Post-tillage evolution of structural pore space and saturated and near-saturated hydraulic conductivity in a clay loam soil

Abstract

Soil structure varies considerably with time in agricultural soils, as a result of complex interactions between soil management (i.e. tillage and traffic) and site-specific environmental factors. The resulting temporal variations in soil hydraulic properties significantly affect the soil water balance (e.g. partitioning between infiltration and runoff), but are still poorly understood. Thus, post-tillage decreases in saturated and near-saturated hydraulic conductivities have been frequently observed, although the underlying changes in the properties of the structural pore-space have not been studied.
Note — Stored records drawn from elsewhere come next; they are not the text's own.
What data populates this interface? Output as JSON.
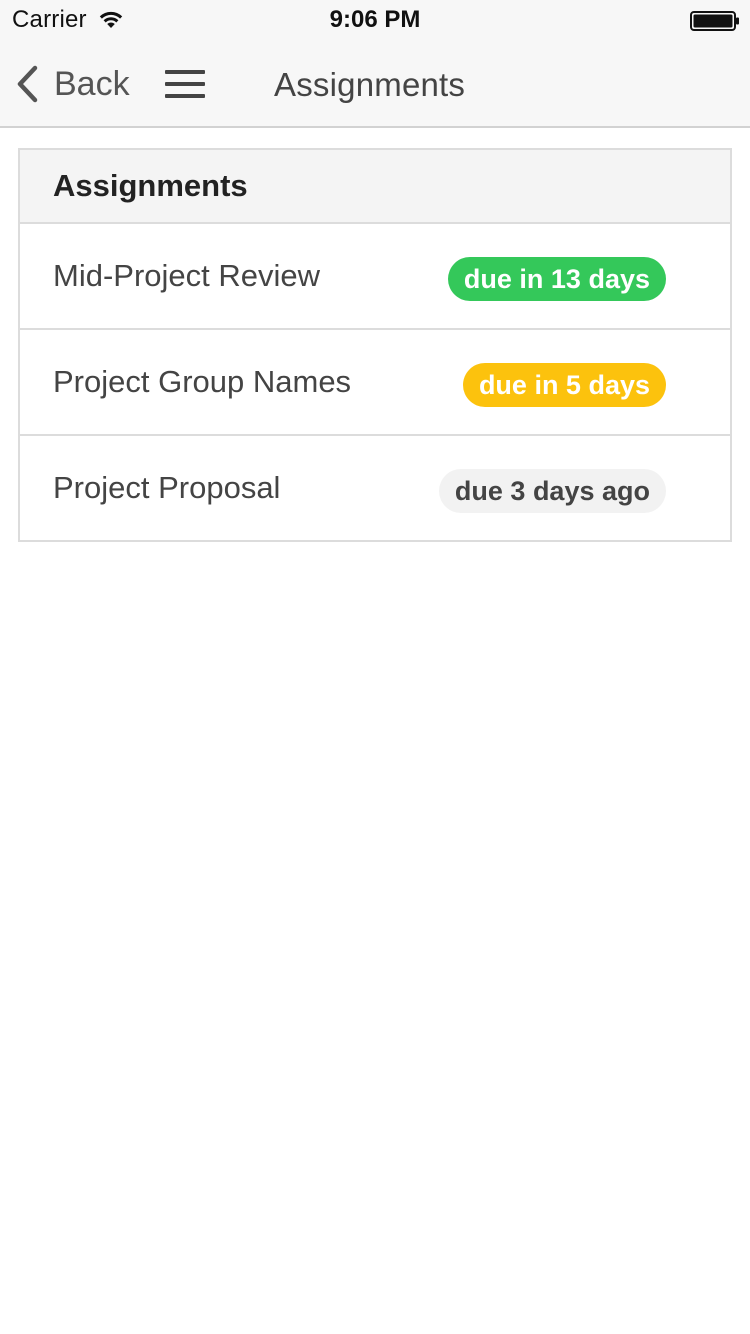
{
  "status_bar": {
    "carrier": "Carrier",
    "time": "9:06 PM",
    "wifi_icon": "wifi-icon",
    "battery_icon": "battery-icon"
  },
  "nav_bar": {
    "back_label": "Back",
    "back_icon": "chevron-left-icon",
    "menu_icon": "hamburger-menu-icon",
    "title": "Assignments"
  },
  "panel": {
    "title": "Assignments",
    "assignments": [
      {
        "name": "Mid-Project Review",
        "due": "due in 13 days",
        "badge_bg": "#34c85a",
        "badge_fg": "#ffffff"
      },
      {
        "name": "Project Group Names",
        "due": "due in 5 days",
        "badge_bg": "#fcc20d",
        "badge_fg": "#ffffff"
      },
      {
        "name": "Project Proposal",
        "due": "due 3 days ago",
        "badge_bg": "#f2f2f2",
        "badge_fg": "#444444"
      }
    ]
  }
}
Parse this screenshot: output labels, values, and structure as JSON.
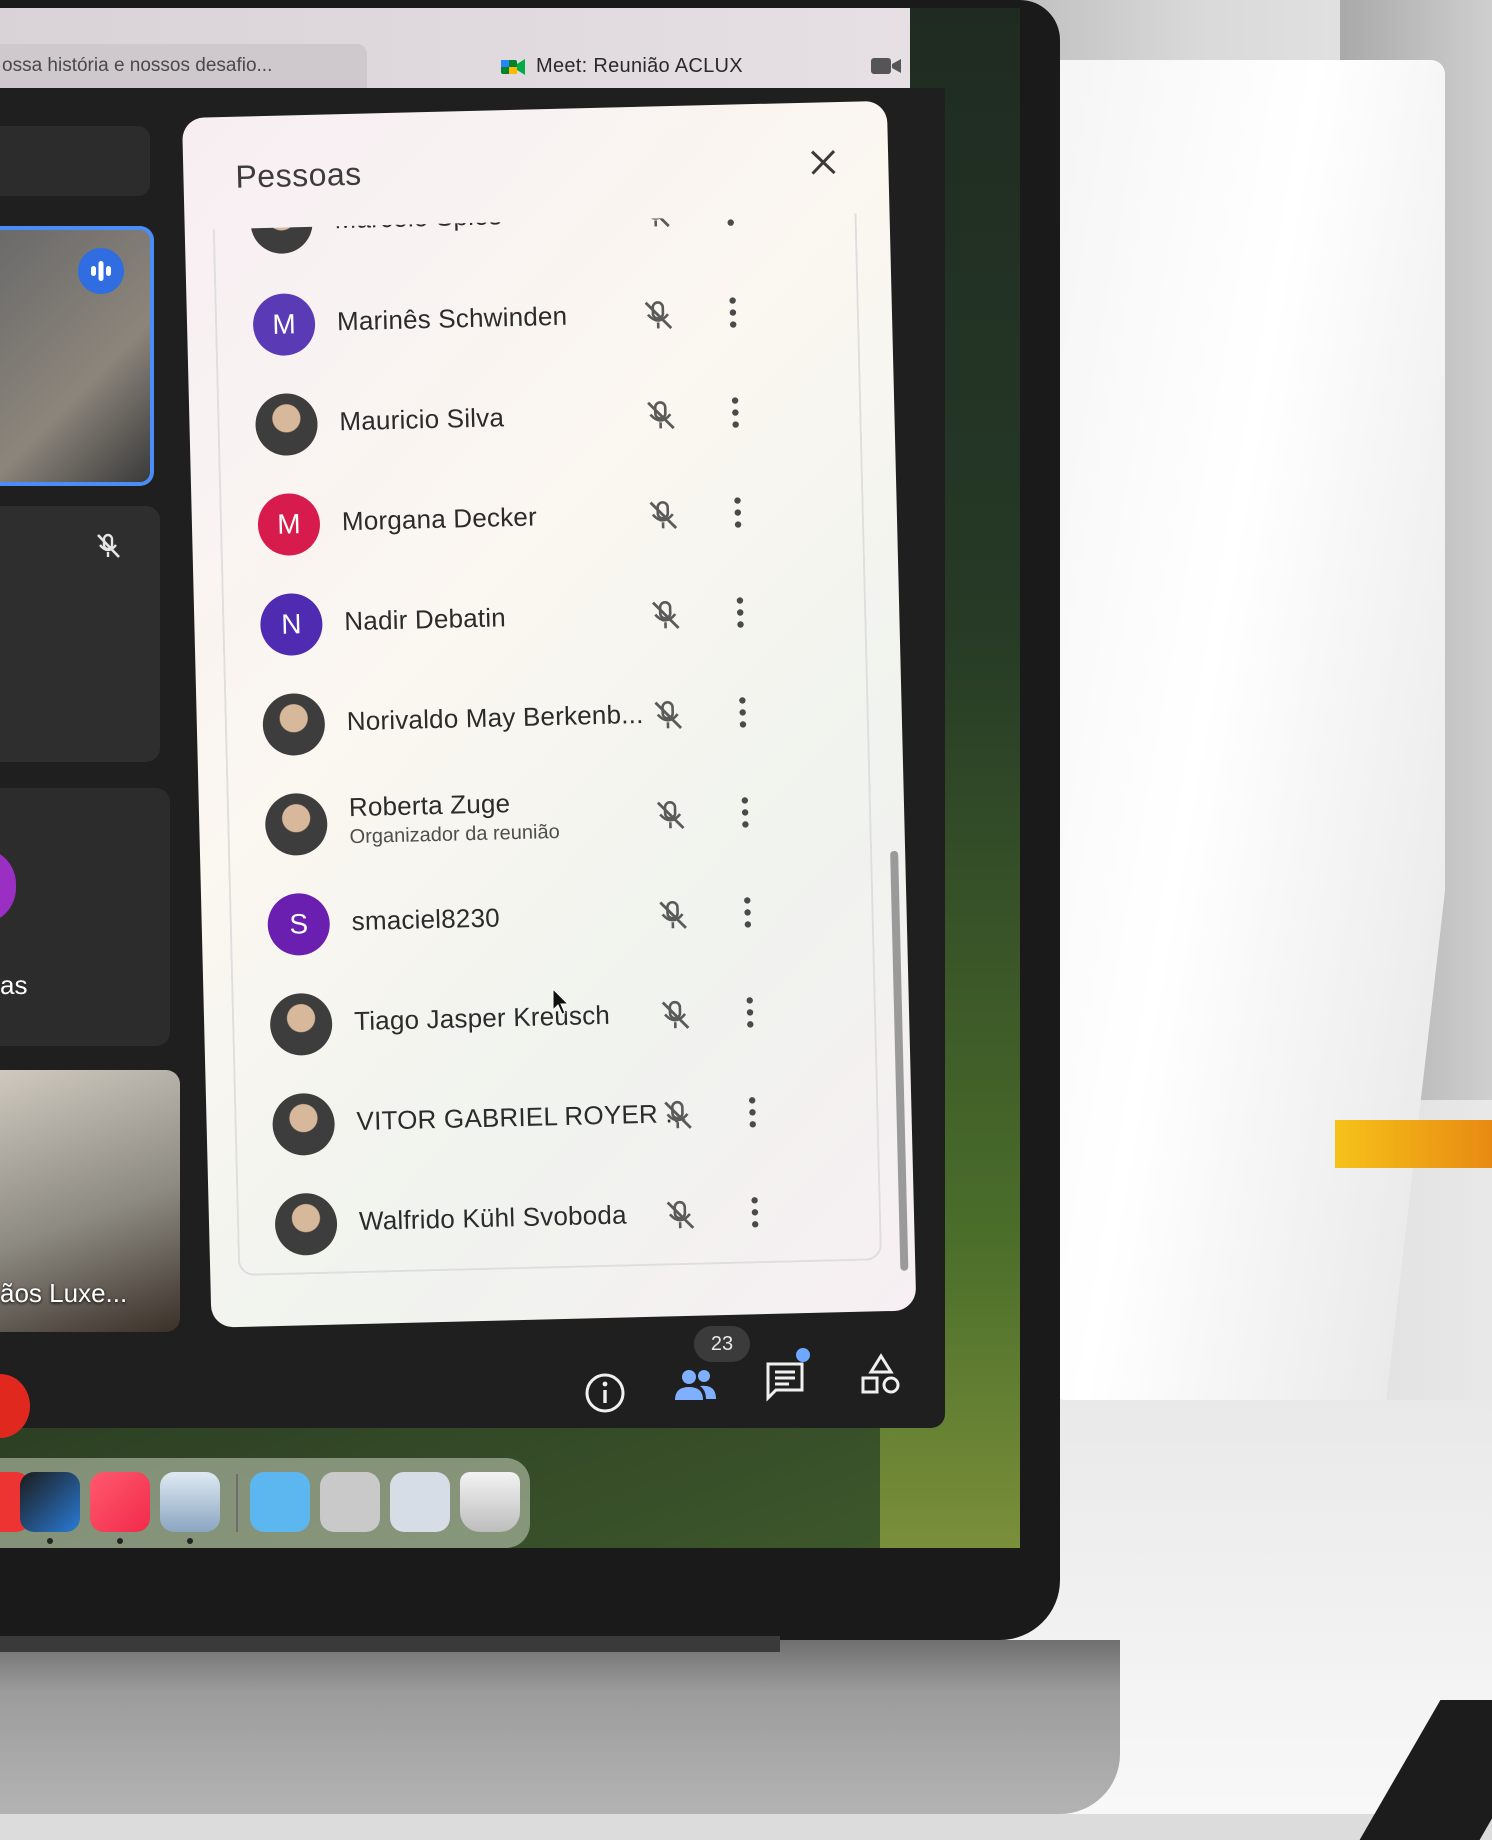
{
  "browser": {
    "prev_tab_title": "ossa história e nossos desafio...",
    "meet_tab_title": "Meet: Reunião ACLUX",
    "meet_logo_icon": "google-meet-icon",
    "camera_icon": "camera-icon"
  },
  "stage": {
    "tile_3_name": "as",
    "tile_4_name": "ãos Luxe..."
  },
  "panel": {
    "title": "Pessoas",
    "close_icon": "close-icon",
    "participants": [
      {
        "name": "Marcelo Spies",
        "avatar_type": "photo",
        "partial": true
      },
      {
        "name": "Marinês Schwinden",
        "avatar_type": "initial",
        "initial": "M",
        "color": "#5b3bb5"
      },
      {
        "name": "Mauricio Silva",
        "avatar_type": "photo"
      },
      {
        "name": "Morgana Decker",
        "avatar_type": "initial",
        "initial": "M",
        "color": "#d81b4d"
      },
      {
        "name": "Nadir Debatin",
        "avatar_type": "initial",
        "initial": "N",
        "color": "#4e2bb0"
      },
      {
        "name": "Norivaldo May Berkenb...",
        "avatar_type": "photo"
      },
      {
        "name": "Roberta Zuge",
        "subtitle": "Organizador da reunião",
        "avatar_type": "photo"
      },
      {
        "name": "smaciel8230",
        "avatar_type": "initial",
        "initial": "S",
        "color": "#6a1fb0"
      },
      {
        "name": "Tiago Jasper Kreusch",
        "avatar_type": "photo"
      },
      {
        "name": "VITOR GABRIEL ROYER ...",
        "avatar_type": "photo"
      },
      {
        "name": "Walfrido Kühl Svoboda",
        "avatar_type": "photo"
      }
    ]
  },
  "controls": {
    "participant_count": "23",
    "info_icon": "info-icon",
    "people_icon": "people-icon",
    "chat_icon": "chat-icon",
    "activities_icon": "activities-icon"
  },
  "colors": {
    "speaking_border": "#4a8df8",
    "end_call": "#e0281f",
    "panel_bg": "#f7f2f0"
  }
}
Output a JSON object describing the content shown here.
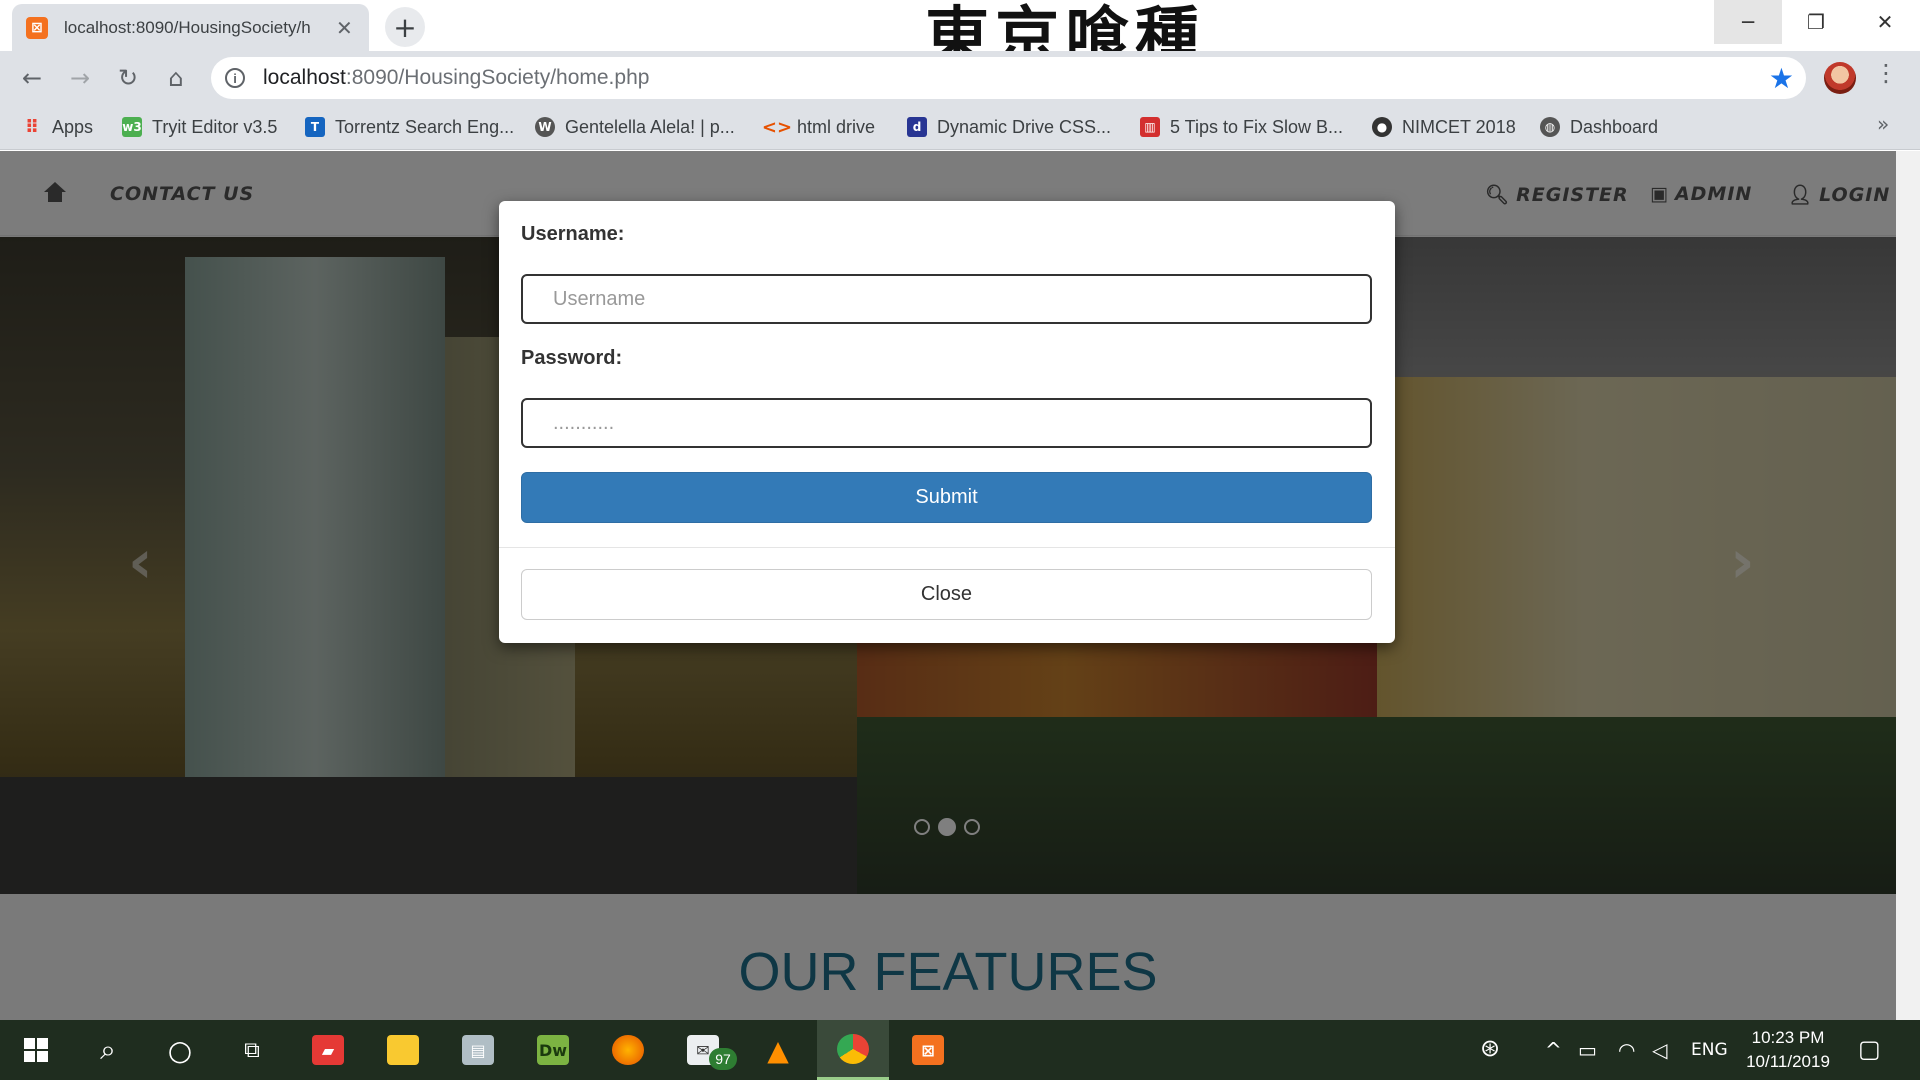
{
  "browser": {
    "tab_title": "localhost:8090/HousingSociety/h",
    "title_art": "東京喰種",
    "url_host": "localhost",
    "url_rest": ":8090/HousingSociety/home.php",
    "bookmarks": [
      {
        "label": "Apps",
        "icon": "apps-grid-icon",
        "color": "#ea4335"
      },
      {
        "label": "Tryit Editor v3.5",
        "icon": "w3schools-icon",
        "color": "#4caf50"
      },
      {
        "label": "Torrentz Search Eng...",
        "icon": "torrentz-icon",
        "color": "#1565c0"
      },
      {
        "label": "Gentelella Alela! | p...",
        "icon": "wordpress-icon",
        "color": "#555555"
      },
      {
        "label": "html drive",
        "icon": "code-brackets-icon",
        "color": "#e65100"
      },
      {
        "label": "Dynamic Drive CSS...",
        "icon": "dynamic-drive-icon",
        "color": "#283593"
      },
      {
        "label": "5 Tips to Fix Slow B...",
        "icon": "tips-icon",
        "color": "#d32f2f"
      },
      {
        "label": "NIMCET 2018",
        "icon": "nimcet-icon",
        "color": "#333333"
      },
      {
        "label": "Dashboard",
        "icon": "globe-icon",
        "color": "#555555"
      }
    ]
  },
  "site": {
    "nav": {
      "contact": "CONTACT US",
      "register": "REGISTER",
      "admin": "ADMIN",
      "login": "LOGIN"
    },
    "features_heading": "OUR FEATURES"
  },
  "modal": {
    "username_label": "Username:",
    "username_placeholder": "Username",
    "password_label": "Password:",
    "password_placeholder": "...........",
    "submit_label": "Submit",
    "close_label": "Close"
  },
  "taskbar": {
    "mail_badge": "97",
    "language": "ENG",
    "time": "10:23 PM",
    "date": "10/11/2019"
  }
}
We used X-ray tomography to quantify the temporal changes in the volume, size distribution and connectivity of structural pores in the harrowed layer of a conventionally-tilled agricultural field over one growing season. We also determined the extent to which these properties could explain temporal variations in saturated hydraulic conductivity measured on the same samples and near-saturated hydraulic conductivities measured in the field with tension disc infiltrometers. Early-season rainfall events caused significant decreases in the imaged porosity in the uppermost 5mm of soil within one month of harrowing and also at 2.5–5cm depth but only for pores >0.5mm in diameter. Measurements of critical pore diameter showed that the sample-scale connectivity of these pores was very limited at all times. Temporal changes in the pore network characteristics were reflected in the field measurements of near-saturated hydraulic conductivity, but not in saturated hydraulic conductivity measured in the laboratory. Saturated hydraulic conductivity was, however, correlated (Spearman ρ=0.50) with the connectivity probability which is a measure of global pore space connectivity. Large spatial variation combined with a small sample size limited our ability to quantify temporal variations in the soil structural pore-space. Increased automation of image processing would enable greater replication and therefore enhance the utility of X-ray tomography as a technique for investigating the properties of the structural pore space.